Présentation au SIST 2016 29 et 30 septembre à Montpellier

L’édition 2016 du séminaire SIST (Séries Interopérables et Systèmes de Traitement) a eu lieu les 29 et 30 septembre à Montpellier. Elle a fait suite au premier séminaire SIST organisé en septembre 2015 à l’OSU Pytheas à Marseille.

Ce séminaire rentre dans le cadre des actions du réseau technologique des informaticiens et gestionnaires de données des observatoires (OSU et unités de recherche ayant des missions d’observation) qui se met en place grâce au soutien de l’Institut National des Sciences de l’Univers (INSU) du CNRS.

L’édition 2016 a poursuivi la thématique des standards d’interopérabilité et de leur mise en oeuvre, et s’est proposé d’investiguer d’autres sujets tels que les DOI, la qualité des données ou les plateformes de gestion des données scientifiques.

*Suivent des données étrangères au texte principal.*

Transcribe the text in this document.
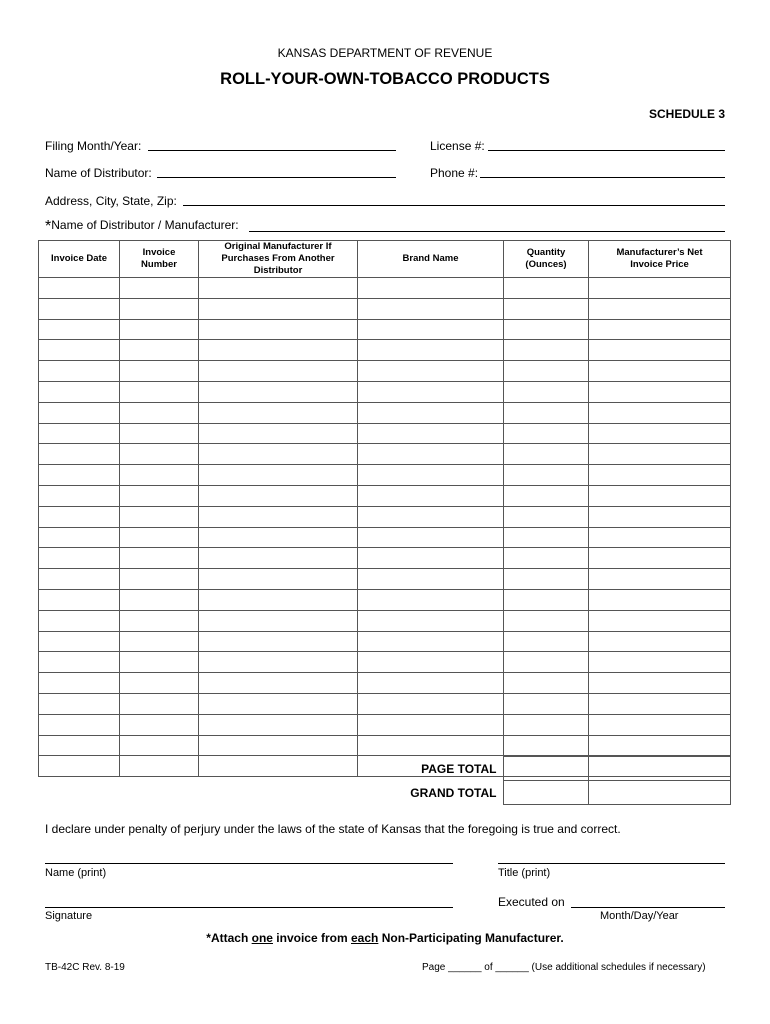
KANSAS DEPARTMENT OF REVENUE
ROLL-YOUR-OWN-TOBACCO PRODUCTS
SCHEDULE 3
Filing Month/Year:	License #:
Name of Distributor:	Phone #:
Address, City, State, Zip:
*Name of Distributor / Manufacturer:
Invoice Date	Invoice Number	Original Manufacturer If Purchases From Another Distributor	Brand Name	Quantity (Ounces)	Manufacturer’s Net Invoice Price

PAGE TOTAL		
GRAND TOTAL		
I declare under penalty of perjury under the laws of the state of Kansas that the foregoing is true and correct.
Name (print)	Title (print)
Executed on
Month/Day/Year
Signature
*Attach one invoice from each Non-Participating Manufacturer.
TB-42C Rev. 8-19	Page ______ of ______ (Use additional schedules if necessary)
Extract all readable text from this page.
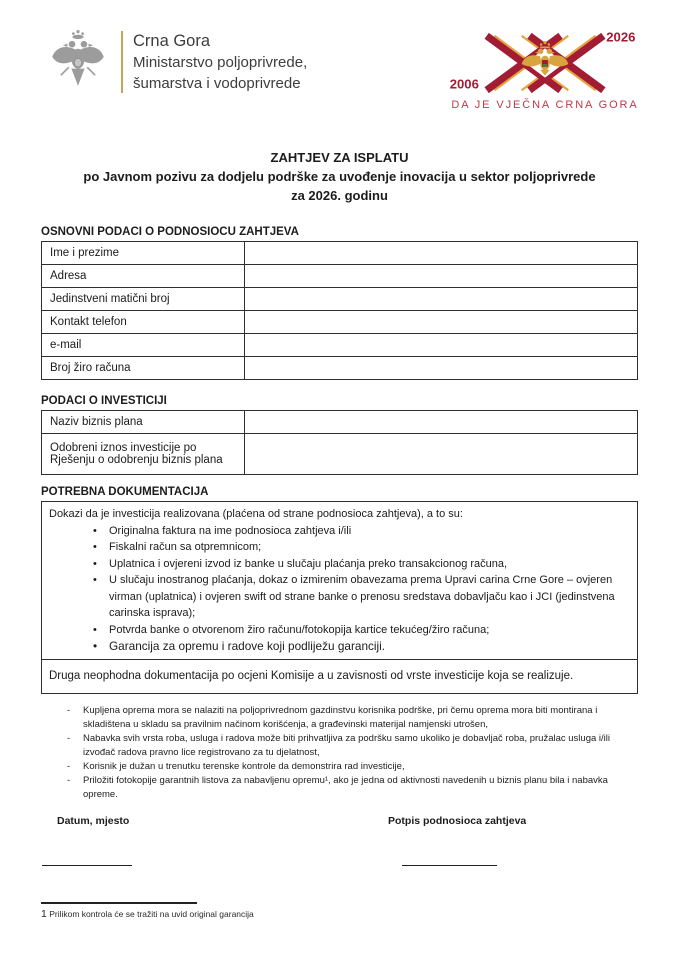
Crna Gora
Ministarstvo poljoprivrede,
šumarstva i vodoprivrede	2006
2026
DA JE VJEČNA CRNA GORA
ZAHTJEV ZA ISPLATU
po Javnom pozivu za dodjelu podrške za uvođenje inovacija u sektor poljoprivrede
za 2026. godinu
OSNOVNI PODACI O PODNOSIOCU ZAHTJEVA
Ime i prezime	
Adresa	
Jedinstveni matični broj	
Kontakt telefon	
e-mail	
Broj žiro računa	
PODACI O INVESTICIJI
Naziv biznis plana	
Odobreni iznos investicije po Rješenju o odobrenju biznis plana	
POTREBNA DOKUMENTACIJA
Dokazi da je investicija realizovana (plaćena od strane podnosioca zahtjeva), a to su:
• Originalna faktura na ime podnosioca zahtjeva i/ili
• Fiskalni račun sa otpremnicom;
• Uplatnica i ovjereni izvod iz banke u slučaju plaćanja preko transakcionog računa,
• U slučaju inostranog plaćanja, dokaz o izmirenim obavezama prema Upravi carina Crne Gore – ovjeren virman (uplatnica) i ovjeren swift od strane banke o prenosu sredstava dobavljaču kao i JCI (jedinstvena carinska isprava);
• Potvrda banke o otvorenom žiro računu/fotokopija kartice tekućeg/žiro računa;
• Garancija za opremu i radove koji podliježu garanciji.
Druga neophodna dokumentacija po ocjeni Komisije a u zavisnosti od vrste investicije koja se realizuje.
- Kupljena oprema mora se nalaziti na poljoprivrednom gazdinstvu korisnika podrške, pri čemu oprema mora biti montirana i skladištena u skladu sa pravilnim načinom korišćenja, a građevinski materijal namjenski utrošen,
- Nabavka svih vrsta roba, usluga i radova može biti prihvatljiva za podršku samo ukoliko je dobavljač roba, pružalac usluga i/ili izvođač radova pravno lice registrovano za tu djelatnost,
- Korisnik je dužan u trenutku terenske kontrole da demonstrira rad investicije,
- Priložiti fotokopije garantnih listova za nabavljenu opremu¹, ako je jedna od aktivnosti navedenih u biznis planu bila i nabavka opreme.
Datum, mjesto	Potpis podnosioca zahtjeva
1 Prilikom kontrola će se tražiti na uvid original garancija
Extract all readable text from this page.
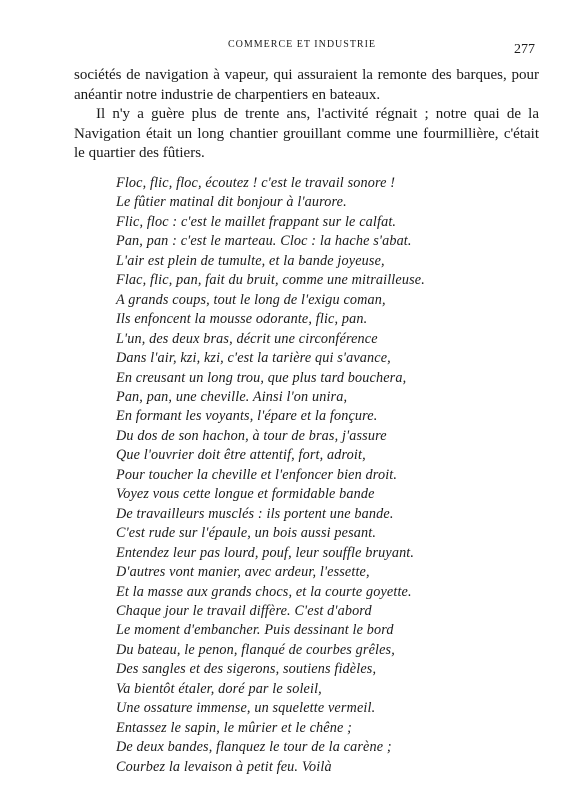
COMMERCE ET INDUSTRIE	277

sociétés de navigation à vapeur, qui assuraient la remonte des barques, pour anéantir notre industrie de charpentiers en bateaux.

Il n'y a guère plus de trente ans, l'activité régnait ; notre quai de la Navigation était un long chantier grouillant comme une fourmillière, c'était le quartier des fûtiers.

Floc, flic, floc, écoutez ! c'est le travail sonore !
Le fûtier matinal dit bonjour à l'aurore.
Flic, floc : c'est le maillet frappant sur le calfat.
Pan, pan : c'est le marteau. Cloc : la hache s'abat.
L'air est plein de tumulte, et la bande joyeuse,
Flac, flic, pan, fait du bruit, comme une mitrailleuse.
A grands coups, tout le long de l'exigu coman,
Ils enfoncent la mousse odorante, flic, pan.
L'un, des deux bras, décrit une circonférence
Dans l'air, kzi, kzi, c'est la tarière qui s'avance,
En creusant un long trou, que plus tard bouchera,
Pan, pan, une cheville. Ainsi l'on unira,
En formant les voyants, l'épare et la fonçure.
Du dos de son hachon, à tour de bras, j'assure
Que l'ouvrier doit être attentif, fort, adroit,
Pour toucher la cheville et l'enfoncer bien droit.
Voyez vous cette longue et formidable bande
De travailleurs musclés : ils portent une bande.
C'est rude sur l'épaule, un bois aussi pesant.
Entendez leur pas lourd, pouf, leur souffle bruyant.
D'autres vont manier, avec ardeur, l'essette,
Et la masse aux grands chocs, et la courte goyette.
Chaque jour le travail diffère. C'est d'abord
Le moment d'embancher. Puis dessinant le bord
Du bateau, le penon, flanqué de courbes grêles,
Des sangles et des sigerons, soutiens fidèles,
Va bientôt étaler, doré par le soleil,
Une ossature immense, un squelette vermeil.
Entassez le sapin, le mûrier et le chêne ;
De deux bandes, flanquez le tour de la carène ;
Courbez la levaison à petit feu. Voilà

Lors de cette édition, Soumaya Lahbib (IE au MIO) a préparé l’exposé suivant Gestion des données de Cytométrie en Flux Flow Cytometry Data Management (présenté par M. Libes) :

Gestion des données de cytométrie en flux

Auteurs : Soumaya Lahbib, Mathilde Dugenne, Maurice Libes, Melilotus Thyssen, Cherif Sammari, Gérald Grégori et Pierre Marrec

L’accessibilité aux données marines est l’une des étapes les plus importantes pour la réussite des projets de recherche scientifiques appliqués à l’océanographie. Les données acquises par diverses activités et techniques d’observations représentent, entre autres, des problèmes d’hétérogénéités spatiales et de résolution temporelle, ce qui rend leur partage et leur échange difficiles.
Dans le cadre du projet CHROME, une Ferrybox et un CytoSense, deux équipements d’acquisition automatique à haute résolution ont été installés à bord d’un bateau d’opportunité (C/F CARTHAGE). Le premier jeu de données est composé par les données physico-chimiques issues de la FerryBox et des capteurs associés. Le deuxième jeu de données est composé par des données de microbiologie marine issues de la technique de cytométrie en flux qui permet de mesurer la distribution des phytoplanctons.
Depuis longtemps, les données classiques de l’océanographie physique bénéficient des protocoles et méthodes de gestion selon les standards et normes internationales. A titre d’exemple, le projet européen SeaDataNet qui est une infrastructure pan-européenne pour la gestion des données marines physique, chimiques et biologiques à l’aide a mis en place des outils et des méthodes de gestion, d’indexation et d’accès aux données et métadonnées marines en conformité avec la directive INSPIRE (normes ISO19139).
Bien que les données biologiques bénéficient de ces normes et standards internationaux, les données issues de la cytométrie en flux ne peuvent pas être gérées selon ces protocoles en raison du manque de vocabulaires standardisés notamment sur les paramètres de mesures et les instruments.
Ce travail a permis de mettre en place une méthodologie de gestion des données issues de la Cytométrie en Flux depuis l’acquisition des mesures jusqu’au stockage et visualisation des données via l’interface CHROME-CYTOBASE (https://chrome.mio.univ-amu.fr/chrome-cytobase/).
Cette interface est liée à une base de données MySQL qui assure le lien entre les paramètres biologiques (CytoSense) et physiques (FerryBox) de la mer. Elle permet l’affichage des résultats grâce aux librairies de Google developper, Dygraph et Leaflet. C’est un outil opérationnel et d’aide à la décision pour les scientifiques en cytométrie en flux.
En vue de rendre ce jeu de données interopérable et standardisé avec d’autres infrastructures internationales, l’Institut Mediterranéen d’Océanologie est impliqué dans le prochain SeaDataNet pour travailler sur l’interopérabilité des données de la cytométrie en flux avec les bases de données internationales. Ainsi que la mise en place des procédures et méthodes de génération des métadonnées et données conformes à la directive INSPIRE.